The ban on the sale and distribution of a consumer product adjudged injurious, unsafe or dangerous, or imminently injurious, unsafe or dangerous under the preceding paragraph shall stay in force until such time that its safety can be assured or measures to ensure its safety have been established.”
“The Consumer Act authorizes DTI to initiate recall, there is no such power in the Lemon Law. And we don’t need five SUAs to happen.” he stressed. The Lemon law requires four attempts to repair the defective car before the manufacturer is required to replace the unit. The Consumer Act is more of a preventive mechanism to stop similar incident in the future.
Dimagiba hopes to get good technical knowledge and recommendation from the invited experts on the matter in today’s hearing.
Dimagiba stressed that a hearing is required before DTI can initiate a recall even as he denied reports the agency has already ordered a recall.
DTI data showed a total of 10 consumer complaints filed with the DTI, with 9 of them relating to SUA issue. Except for the two complaints filed this year, all the previous complaints were either dismissed or settled.
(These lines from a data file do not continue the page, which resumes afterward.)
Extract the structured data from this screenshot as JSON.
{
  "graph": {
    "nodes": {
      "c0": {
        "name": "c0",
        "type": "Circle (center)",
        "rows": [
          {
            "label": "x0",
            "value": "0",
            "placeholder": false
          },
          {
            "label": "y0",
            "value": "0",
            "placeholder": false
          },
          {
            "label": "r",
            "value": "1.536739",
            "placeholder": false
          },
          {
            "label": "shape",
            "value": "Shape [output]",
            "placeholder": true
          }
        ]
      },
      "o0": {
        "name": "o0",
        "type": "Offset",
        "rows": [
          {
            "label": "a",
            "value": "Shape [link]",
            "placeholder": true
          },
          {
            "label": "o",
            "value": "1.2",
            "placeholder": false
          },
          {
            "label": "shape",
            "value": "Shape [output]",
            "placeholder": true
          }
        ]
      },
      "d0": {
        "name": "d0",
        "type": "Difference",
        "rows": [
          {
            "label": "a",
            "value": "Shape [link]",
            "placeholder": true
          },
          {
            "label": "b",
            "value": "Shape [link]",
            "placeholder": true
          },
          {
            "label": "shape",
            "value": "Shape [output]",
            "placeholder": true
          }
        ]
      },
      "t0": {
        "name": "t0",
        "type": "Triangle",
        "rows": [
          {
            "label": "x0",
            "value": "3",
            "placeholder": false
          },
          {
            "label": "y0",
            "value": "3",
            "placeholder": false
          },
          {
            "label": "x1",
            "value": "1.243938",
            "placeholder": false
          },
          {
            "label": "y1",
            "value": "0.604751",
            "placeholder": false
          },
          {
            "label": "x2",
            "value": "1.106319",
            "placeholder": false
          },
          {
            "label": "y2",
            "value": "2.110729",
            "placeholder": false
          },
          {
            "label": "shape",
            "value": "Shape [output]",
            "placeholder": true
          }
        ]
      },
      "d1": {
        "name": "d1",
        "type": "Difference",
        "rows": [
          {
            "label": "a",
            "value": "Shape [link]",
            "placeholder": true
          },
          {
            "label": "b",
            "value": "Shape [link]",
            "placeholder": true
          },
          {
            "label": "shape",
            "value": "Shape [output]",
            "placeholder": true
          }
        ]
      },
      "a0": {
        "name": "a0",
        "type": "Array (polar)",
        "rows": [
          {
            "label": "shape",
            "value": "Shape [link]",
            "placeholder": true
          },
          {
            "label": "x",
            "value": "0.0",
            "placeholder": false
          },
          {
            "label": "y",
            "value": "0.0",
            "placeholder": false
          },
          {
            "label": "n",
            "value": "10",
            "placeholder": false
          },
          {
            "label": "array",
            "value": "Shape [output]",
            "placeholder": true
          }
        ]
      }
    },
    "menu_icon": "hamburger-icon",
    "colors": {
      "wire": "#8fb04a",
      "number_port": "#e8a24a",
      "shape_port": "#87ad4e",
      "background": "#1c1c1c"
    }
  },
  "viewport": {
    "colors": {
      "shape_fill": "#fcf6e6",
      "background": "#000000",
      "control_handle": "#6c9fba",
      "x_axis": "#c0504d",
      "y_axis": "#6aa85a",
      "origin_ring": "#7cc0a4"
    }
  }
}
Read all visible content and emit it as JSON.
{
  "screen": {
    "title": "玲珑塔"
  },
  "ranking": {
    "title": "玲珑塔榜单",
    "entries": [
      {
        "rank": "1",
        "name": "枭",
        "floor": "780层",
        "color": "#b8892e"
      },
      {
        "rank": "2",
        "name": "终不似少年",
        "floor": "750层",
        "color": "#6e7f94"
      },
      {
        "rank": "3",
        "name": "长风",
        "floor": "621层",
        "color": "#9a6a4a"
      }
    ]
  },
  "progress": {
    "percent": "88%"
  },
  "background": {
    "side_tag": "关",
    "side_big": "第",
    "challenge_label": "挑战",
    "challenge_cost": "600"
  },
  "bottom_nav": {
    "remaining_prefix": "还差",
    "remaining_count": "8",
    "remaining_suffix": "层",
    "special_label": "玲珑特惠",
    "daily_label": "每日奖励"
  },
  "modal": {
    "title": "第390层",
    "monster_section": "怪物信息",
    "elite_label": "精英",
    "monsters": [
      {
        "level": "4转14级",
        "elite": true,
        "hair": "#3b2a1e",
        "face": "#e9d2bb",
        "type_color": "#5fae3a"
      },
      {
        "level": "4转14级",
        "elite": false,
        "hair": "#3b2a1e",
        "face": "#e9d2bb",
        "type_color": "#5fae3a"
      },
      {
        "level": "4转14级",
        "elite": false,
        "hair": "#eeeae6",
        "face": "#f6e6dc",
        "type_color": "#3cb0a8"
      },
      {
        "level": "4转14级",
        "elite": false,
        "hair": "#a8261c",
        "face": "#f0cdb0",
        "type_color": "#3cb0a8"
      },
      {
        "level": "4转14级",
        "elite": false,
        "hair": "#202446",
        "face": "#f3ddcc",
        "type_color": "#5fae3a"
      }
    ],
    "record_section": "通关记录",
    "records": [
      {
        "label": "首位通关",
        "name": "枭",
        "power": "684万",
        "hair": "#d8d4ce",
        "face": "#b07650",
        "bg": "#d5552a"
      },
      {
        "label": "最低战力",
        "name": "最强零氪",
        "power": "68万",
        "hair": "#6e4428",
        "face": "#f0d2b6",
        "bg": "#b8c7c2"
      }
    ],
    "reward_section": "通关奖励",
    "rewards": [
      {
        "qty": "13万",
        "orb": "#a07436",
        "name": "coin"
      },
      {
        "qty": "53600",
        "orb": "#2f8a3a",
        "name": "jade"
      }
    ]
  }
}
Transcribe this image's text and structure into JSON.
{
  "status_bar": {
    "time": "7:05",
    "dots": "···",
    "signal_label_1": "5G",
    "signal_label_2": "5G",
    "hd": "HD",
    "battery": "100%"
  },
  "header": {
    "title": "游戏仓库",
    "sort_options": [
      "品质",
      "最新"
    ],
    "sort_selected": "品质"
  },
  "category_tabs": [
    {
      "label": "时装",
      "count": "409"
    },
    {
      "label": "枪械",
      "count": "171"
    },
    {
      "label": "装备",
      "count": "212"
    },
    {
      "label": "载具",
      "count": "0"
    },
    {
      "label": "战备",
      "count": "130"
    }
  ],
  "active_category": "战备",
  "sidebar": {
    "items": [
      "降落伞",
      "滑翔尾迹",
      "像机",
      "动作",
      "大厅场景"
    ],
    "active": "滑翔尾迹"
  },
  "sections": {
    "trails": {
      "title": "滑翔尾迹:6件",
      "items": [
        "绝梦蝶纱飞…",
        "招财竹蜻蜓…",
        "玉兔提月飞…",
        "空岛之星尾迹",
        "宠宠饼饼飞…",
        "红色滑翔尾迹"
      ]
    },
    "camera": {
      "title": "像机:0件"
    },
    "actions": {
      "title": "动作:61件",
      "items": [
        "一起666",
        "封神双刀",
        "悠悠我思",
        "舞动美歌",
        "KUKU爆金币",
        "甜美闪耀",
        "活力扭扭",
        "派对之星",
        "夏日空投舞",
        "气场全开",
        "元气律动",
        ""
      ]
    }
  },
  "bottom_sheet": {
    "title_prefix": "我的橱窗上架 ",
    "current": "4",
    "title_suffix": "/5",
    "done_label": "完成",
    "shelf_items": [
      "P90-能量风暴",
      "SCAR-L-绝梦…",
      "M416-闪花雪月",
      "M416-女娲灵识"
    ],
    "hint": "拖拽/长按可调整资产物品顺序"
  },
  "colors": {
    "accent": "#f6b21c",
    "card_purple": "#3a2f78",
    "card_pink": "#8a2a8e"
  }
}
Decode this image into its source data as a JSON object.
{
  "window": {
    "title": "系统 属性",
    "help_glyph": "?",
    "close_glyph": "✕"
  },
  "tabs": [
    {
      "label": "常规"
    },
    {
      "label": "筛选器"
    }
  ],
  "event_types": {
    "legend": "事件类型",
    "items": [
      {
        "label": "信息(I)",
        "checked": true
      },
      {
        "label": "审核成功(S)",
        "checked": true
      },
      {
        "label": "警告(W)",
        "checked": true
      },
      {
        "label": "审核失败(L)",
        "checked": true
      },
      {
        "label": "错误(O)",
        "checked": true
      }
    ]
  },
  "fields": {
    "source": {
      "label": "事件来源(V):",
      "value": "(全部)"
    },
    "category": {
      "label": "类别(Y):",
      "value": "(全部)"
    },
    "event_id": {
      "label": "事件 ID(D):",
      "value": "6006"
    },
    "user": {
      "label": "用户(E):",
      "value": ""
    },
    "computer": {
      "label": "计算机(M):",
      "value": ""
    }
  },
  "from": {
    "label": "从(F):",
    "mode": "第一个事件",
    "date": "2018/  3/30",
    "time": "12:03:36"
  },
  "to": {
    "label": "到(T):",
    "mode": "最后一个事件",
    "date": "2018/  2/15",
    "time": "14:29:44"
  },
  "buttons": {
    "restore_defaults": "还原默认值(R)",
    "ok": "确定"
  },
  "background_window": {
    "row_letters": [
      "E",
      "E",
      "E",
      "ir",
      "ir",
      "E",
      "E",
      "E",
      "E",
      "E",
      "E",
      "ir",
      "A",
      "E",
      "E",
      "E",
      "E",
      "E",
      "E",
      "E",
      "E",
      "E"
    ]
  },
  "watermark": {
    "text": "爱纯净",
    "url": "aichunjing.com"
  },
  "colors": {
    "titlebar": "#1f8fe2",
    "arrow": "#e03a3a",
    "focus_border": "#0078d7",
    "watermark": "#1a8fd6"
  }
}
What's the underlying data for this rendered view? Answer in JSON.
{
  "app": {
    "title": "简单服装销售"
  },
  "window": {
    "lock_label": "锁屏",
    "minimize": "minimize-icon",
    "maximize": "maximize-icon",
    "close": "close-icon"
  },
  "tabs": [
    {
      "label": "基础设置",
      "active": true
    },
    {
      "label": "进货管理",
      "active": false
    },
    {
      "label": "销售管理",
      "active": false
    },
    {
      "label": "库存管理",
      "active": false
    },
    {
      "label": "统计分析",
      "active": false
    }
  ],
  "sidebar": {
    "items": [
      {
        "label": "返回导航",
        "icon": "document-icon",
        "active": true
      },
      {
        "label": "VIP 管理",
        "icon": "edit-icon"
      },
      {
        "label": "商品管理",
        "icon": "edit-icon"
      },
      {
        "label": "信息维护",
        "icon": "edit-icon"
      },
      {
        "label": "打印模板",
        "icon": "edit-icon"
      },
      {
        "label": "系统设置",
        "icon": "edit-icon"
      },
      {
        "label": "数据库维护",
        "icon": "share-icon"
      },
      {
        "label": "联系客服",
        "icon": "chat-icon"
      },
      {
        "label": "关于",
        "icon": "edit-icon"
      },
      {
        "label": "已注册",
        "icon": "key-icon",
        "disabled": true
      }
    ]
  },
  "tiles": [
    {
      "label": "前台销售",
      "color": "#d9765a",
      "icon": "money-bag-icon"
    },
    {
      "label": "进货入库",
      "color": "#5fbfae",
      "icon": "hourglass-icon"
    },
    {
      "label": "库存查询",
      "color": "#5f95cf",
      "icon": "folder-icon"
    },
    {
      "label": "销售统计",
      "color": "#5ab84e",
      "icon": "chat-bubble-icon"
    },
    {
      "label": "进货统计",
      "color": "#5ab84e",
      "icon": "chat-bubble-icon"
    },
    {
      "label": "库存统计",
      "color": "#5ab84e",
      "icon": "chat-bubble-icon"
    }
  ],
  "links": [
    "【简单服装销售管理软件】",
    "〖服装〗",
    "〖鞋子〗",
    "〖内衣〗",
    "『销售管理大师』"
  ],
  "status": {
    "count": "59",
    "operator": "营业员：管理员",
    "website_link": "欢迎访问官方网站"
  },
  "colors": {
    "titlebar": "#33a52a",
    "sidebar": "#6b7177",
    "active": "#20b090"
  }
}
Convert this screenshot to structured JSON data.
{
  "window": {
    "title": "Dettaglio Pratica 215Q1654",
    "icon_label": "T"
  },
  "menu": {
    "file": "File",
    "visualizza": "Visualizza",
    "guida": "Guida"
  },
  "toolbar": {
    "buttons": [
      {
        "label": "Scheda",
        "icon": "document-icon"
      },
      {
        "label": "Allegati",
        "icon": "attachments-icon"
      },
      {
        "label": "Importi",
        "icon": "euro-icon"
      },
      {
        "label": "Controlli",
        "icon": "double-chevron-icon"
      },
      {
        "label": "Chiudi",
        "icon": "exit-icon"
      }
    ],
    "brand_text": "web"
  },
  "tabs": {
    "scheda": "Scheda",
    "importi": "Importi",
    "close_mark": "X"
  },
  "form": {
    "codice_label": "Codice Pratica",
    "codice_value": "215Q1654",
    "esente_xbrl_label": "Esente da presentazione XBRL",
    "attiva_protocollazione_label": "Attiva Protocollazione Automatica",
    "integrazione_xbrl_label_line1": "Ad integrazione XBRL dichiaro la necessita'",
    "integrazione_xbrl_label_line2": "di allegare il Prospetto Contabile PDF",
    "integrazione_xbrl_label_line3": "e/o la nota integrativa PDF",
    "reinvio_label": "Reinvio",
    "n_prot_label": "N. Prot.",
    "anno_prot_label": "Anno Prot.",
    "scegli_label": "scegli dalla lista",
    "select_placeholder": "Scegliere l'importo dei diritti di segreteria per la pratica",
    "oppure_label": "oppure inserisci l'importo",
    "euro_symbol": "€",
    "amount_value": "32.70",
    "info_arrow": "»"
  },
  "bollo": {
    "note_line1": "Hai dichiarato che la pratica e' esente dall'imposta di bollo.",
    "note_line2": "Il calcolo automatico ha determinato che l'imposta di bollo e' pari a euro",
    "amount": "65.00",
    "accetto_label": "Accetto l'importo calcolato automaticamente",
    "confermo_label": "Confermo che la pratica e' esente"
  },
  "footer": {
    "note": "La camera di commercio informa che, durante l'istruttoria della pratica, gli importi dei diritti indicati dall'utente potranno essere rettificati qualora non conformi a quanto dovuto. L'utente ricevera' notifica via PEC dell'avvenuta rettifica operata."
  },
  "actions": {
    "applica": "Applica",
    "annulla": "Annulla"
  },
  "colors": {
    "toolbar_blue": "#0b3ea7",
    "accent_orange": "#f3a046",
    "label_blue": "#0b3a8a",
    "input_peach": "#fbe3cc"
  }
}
Of the ten complaints, 4 were dismissed but complainants decided to file their cases before the court, two were dismissed for insufficient evidence, one was dismissed with comprise agreement by both parties, and 2 complaints are still pending for decision.
One complaint in 2009 was resolved via refund, but this was not an SUA issue, but on the unusual knocking sound in the engine.
Dimagiba explained that settlement of a case by the manufacturer/dealer and consumer is one thing. The big issue, he said, is safety and that is what DTI will investigate.
Drawing similarity to a defective medicine, Dimagiba said, “a defective medicine must be recalled even if you have only one accident of loss of life.”
“The challenge is Mitsubishi is handling the complaint on a case basis. We do not agree with that on the safety issue,” he said.
What DTI would like to establish is the transparency of the entire process.